Published: 19 February 2021
Background SARS-CoV-2 shedding dynamics influence the risk of transmission and clinical manifestations of COVID-19. Yet, the relationships between SARS-CoV-2 shedding dynamics in the upper (URT) and lower respiratory tract (LRT) and age, sex and COVID-19 severity remain unclear. Methods Using systematic review, we developed a dataset of case characteristics (age, sex and COVID-19 severity) and quantitative respiratory viral loads (rVLs). We then conducted stratified analyses to assess SARS-CoV-2 shedding across disease course, COVID-19 severity, the respiratory tract, sex and age groups (aged 0 to 17 years, 18 to 59 years, and 60 years or older). Results The systematic dataset included 1,266 adults and 136 children with COVID-19. In the URT, adults with severe COVID-19 had higher rVLs at 1 day from symptom onset (DFSO) than adults (P = 0.005) or children (P = 0.017) with nonsevere illness. Between 1-10 DFSO, severe adults had comparable rates of SARS-CoV-2 clearance from the URT as nonsevere adults (P = 0.479) and nonsevere children (P = 0.863).
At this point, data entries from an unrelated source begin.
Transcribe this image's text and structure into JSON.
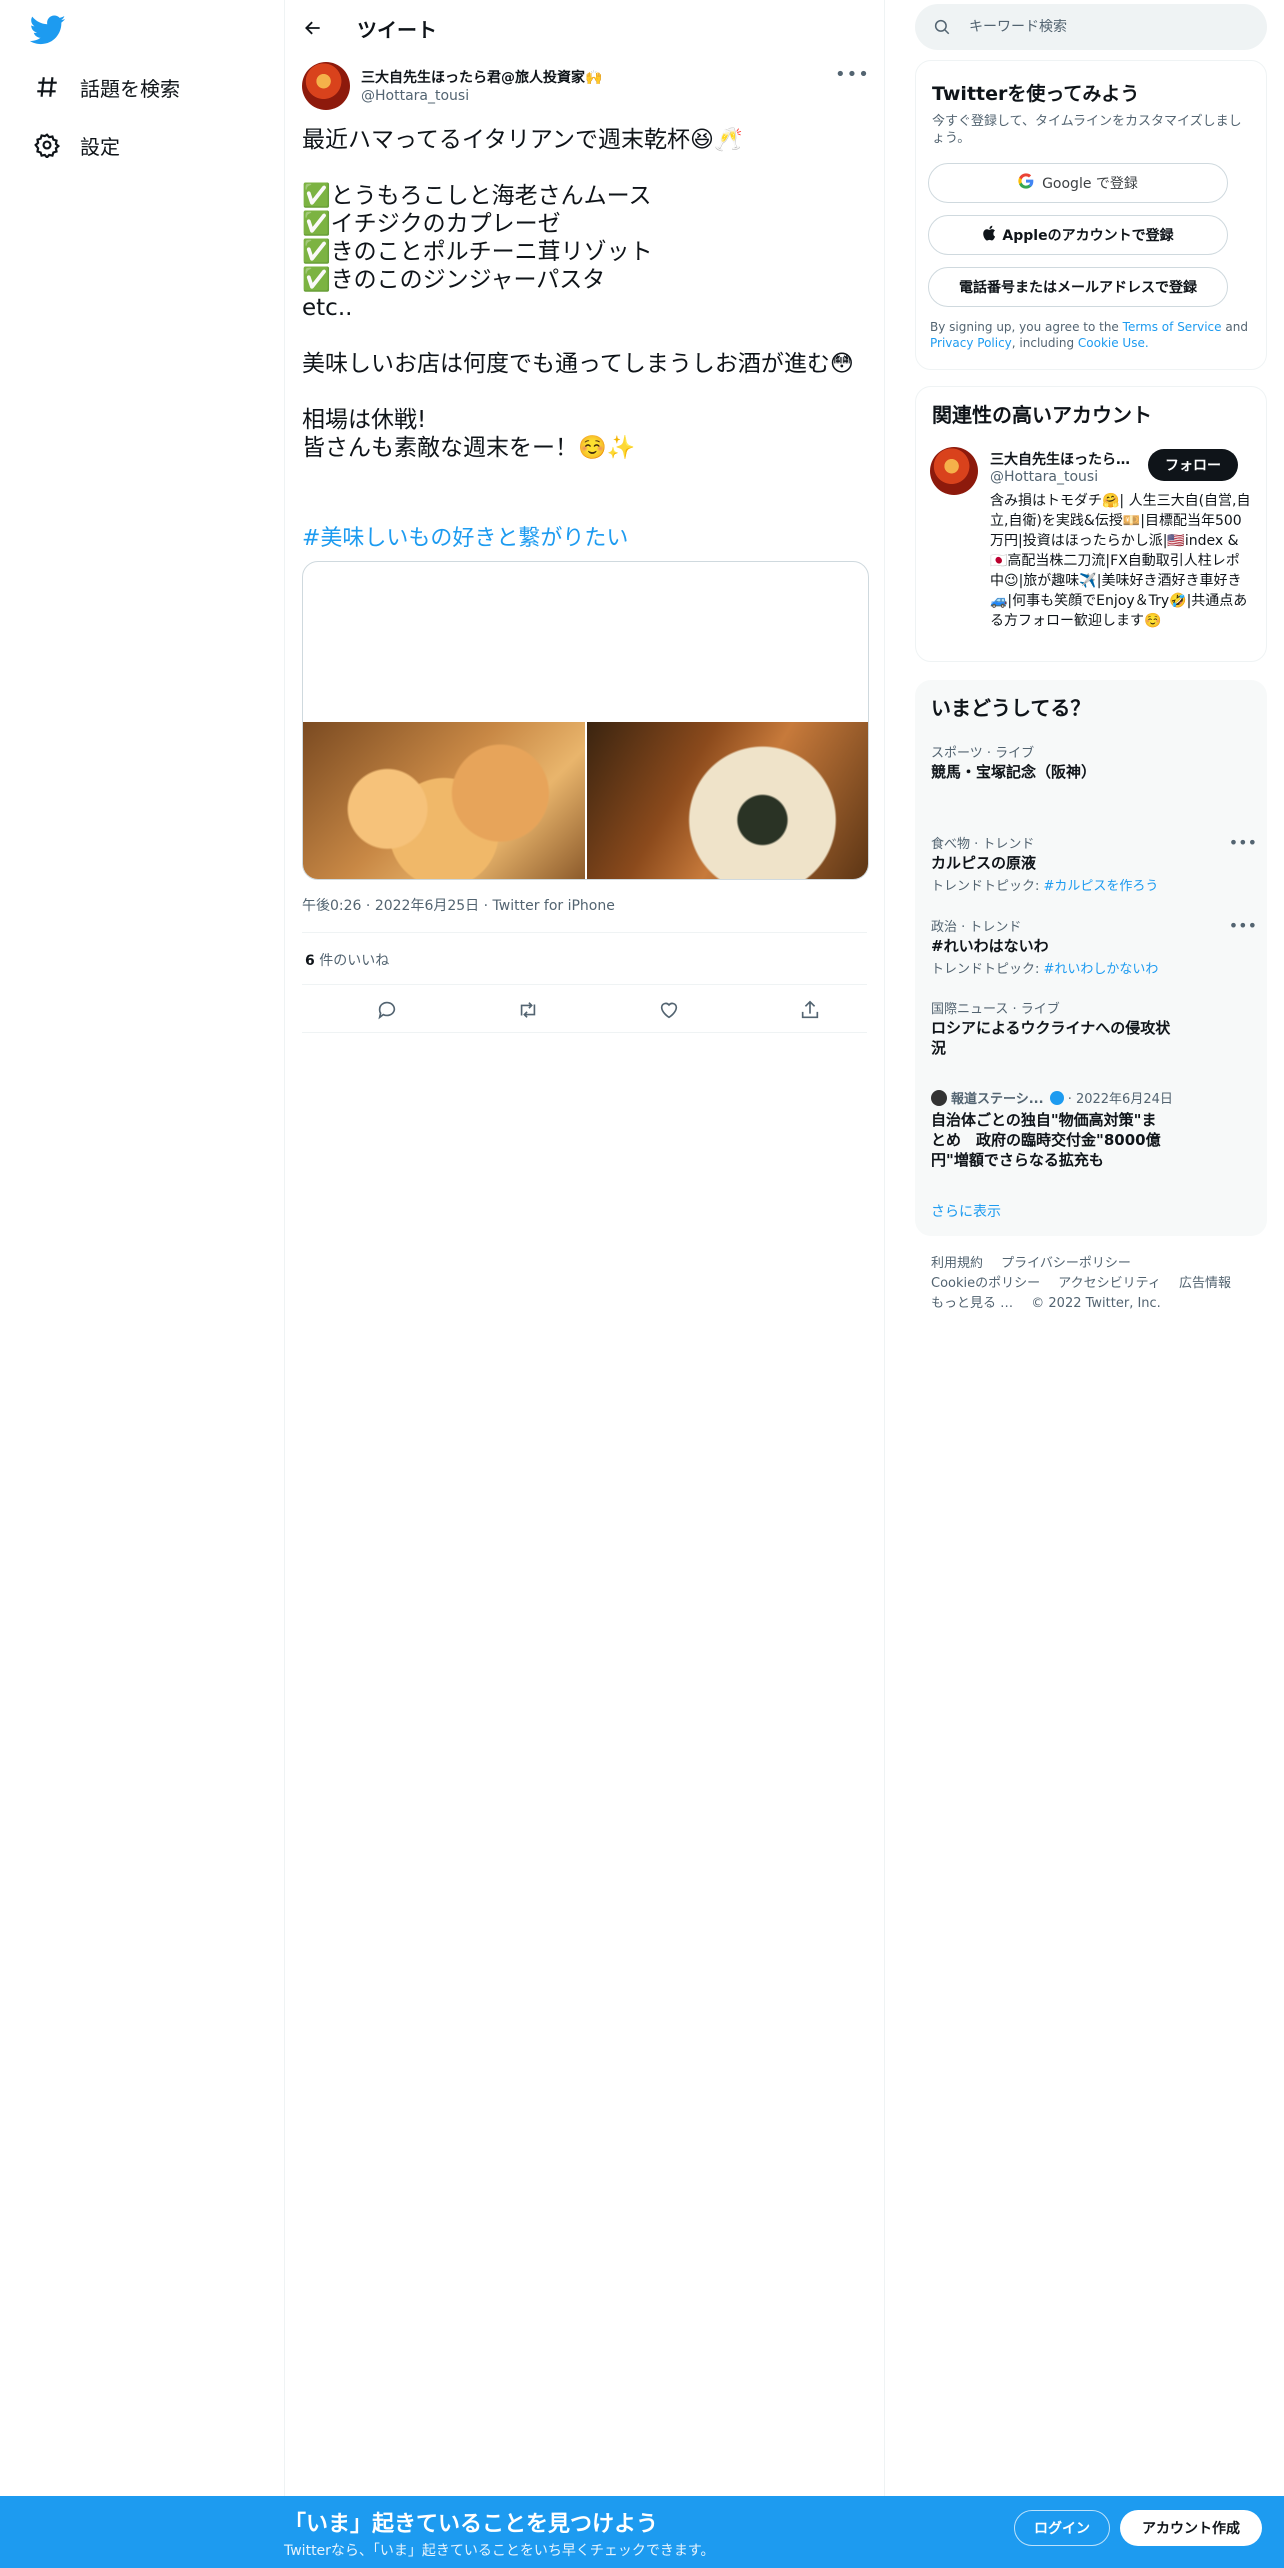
{
  "sidebar": {
    "items": [
      {
        "label": "話題を検索",
        "icon": "hashtag-icon"
      },
      {
        "label": "設定",
        "icon": "gear-icon"
      }
    ]
  },
  "header": {
    "title": "ツイート"
  },
  "tweet": {
    "author_name": "三大自先生ほったら君@旅人投資家🙌",
    "author_handle": "@Hottara_tousi",
    "text": "最近ハマってるイタリアンで週末乾杯😆🥂\n\n✅とうもろこしと海老さんムース\n✅イチジクのカプレーゼ\n✅きのことポルチーニ茸リゾット\n✅きのこのジンジャーパスタ\netc..\n\n美味しいお店は何度でも通ってしまうしお酒が進む😳\n\n相場は休戦!\n皆さんも素敵な週末をー！☺️✨",
    "hashtag": "#美味しいもの好きと繋がりたい",
    "time": "午後0:26",
    "date": "2022年6月25日",
    "source": "Twitter for iPhone",
    "likes_count": "6",
    "likes_label": "件のいいね"
  },
  "search": {
    "placeholder": "キーワード検索"
  },
  "signup": {
    "title": "Twitterを使ってみよう",
    "subtitle": "今すぐ登録して、タイムラインをカスタマイズしましょう。",
    "google": "Google で登録",
    "apple": "Appleのアカウントで登録",
    "phone": "電話番号またはメールアドレスで登録",
    "terms_pre": "By signing up, you agree to the",
    "terms_tos": "Terms of Service",
    "terms_and": "and",
    "terms_privacy": "Privacy Policy",
    "terms_including": ", including",
    "terms_cookie": "Cookie Use."
  },
  "related": {
    "title": "関連性の高いアカウント",
    "name": "三大自先生ほったら君@旅人投資家🙌",
    "handle": "@Hottara_tousi",
    "follow": "フォロー",
    "bio": "含み損はトモダチ🤗| 人生三大自(自営,自立,自衛)を実践&伝授💴|目標配当年500万円|投資はほったらかし派|🇺🇸index & 🇯🇵高配当株二刀流|FX自動取引人柱レポ中😉|旅が趣味✈️|美味好き酒好き車好き🚙|何事も笑顔でEnjoy＆Try🤣|共通点ある方フォロー歓迎します☺️"
  },
  "trends": {
    "title": "いまどうしてる？",
    "items": [
      {
        "context": "スポーツ · ライブ",
        "name": "競馬・宝塚記念（阪神）"
      },
      {
        "context": "食べ物 · トレンド",
        "name": "カルピスの原液",
        "topic_label": "トレンドトピック:",
        "topic_tag": "#カルピスを作ろう"
      },
      {
        "context": "政治 · トレンド",
        "name": "#れいわはないわ",
        "topic_label": "トレンドトピック:",
        "topic_tag": "#れいわしかないわ"
      },
      {
        "context": "国際ニュース · ライブ",
        "name": "ロシアによるウクライナへの侵攻状況"
      },
      {
        "context": "報道ステーシ...",
        "date": "· 2022年6月24日",
        "name": "自治体ごとの独自\"物価高対策\"まとめ　政府の臨時交付金\"8000億円\"増額でさらなる拡充も"
      }
    ],
    "show_more": "さらに表示"
  },
  "footer": {
    "links": [
      "利用規約",
      "プライバシーポリシー",
      "Cookieのポリシー",
      "アクセシビリティ",
      "広告情報",
      "もっと見る …"
    ],
    "copyright": "© 2022 Twitter, Inc."
  },
  "bottom_bar": {
    "title": "「いま」起きていることを見つけよう",
    "subtitle": "Twitterなら、「いま」起きていることをいち早くチェックできます。",
    "login": "ログイン",
    "signup": "アカウント作成"
  },
  "colors": {
    "accent": "#1d9bf0",
    "text": "#0f1419",
    "muted": "#536471"
  }
}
In the LRT, severe adults showed higher rVLs post-symptom onset than nonsevere adults (P = 0.006). In the analyzed period (4-10 DFSO), severely affected adults had no significant trend in SARS-CoV-2 clearance from LRT (P = 0.105), whereas nonsevere adults showed a clear trend (P < 0.001). After stratifying for disease severity, sex and age (including child vs. adult) were not predictive of the duration of respiratory shedding. The estimated accuracy for using URT shedding as a prognostic indicator for COVID-19 severity was up to 65%, whereas it was up to 81% for LRT shedding. Conclusions High, persistent LRT shedding of SARS-CoV-2 characterized severe COVID-19 in adults. After symptom onset, severe cases tended to have slightly higher URT shedding than their nonsevere counterparts. Disease severity, rather than age or sex, predicted SARS-CoV-2 kinetics. LRT specimens more accurately prognosticate COVID-19 severity than do URT specimens. Funding Natural Sciences and Engineering Research Council of Canada (NSERC) Discovery Grant, NSERC Senior Industrial Research Chair and the Toronto COVID-19 Action Fund.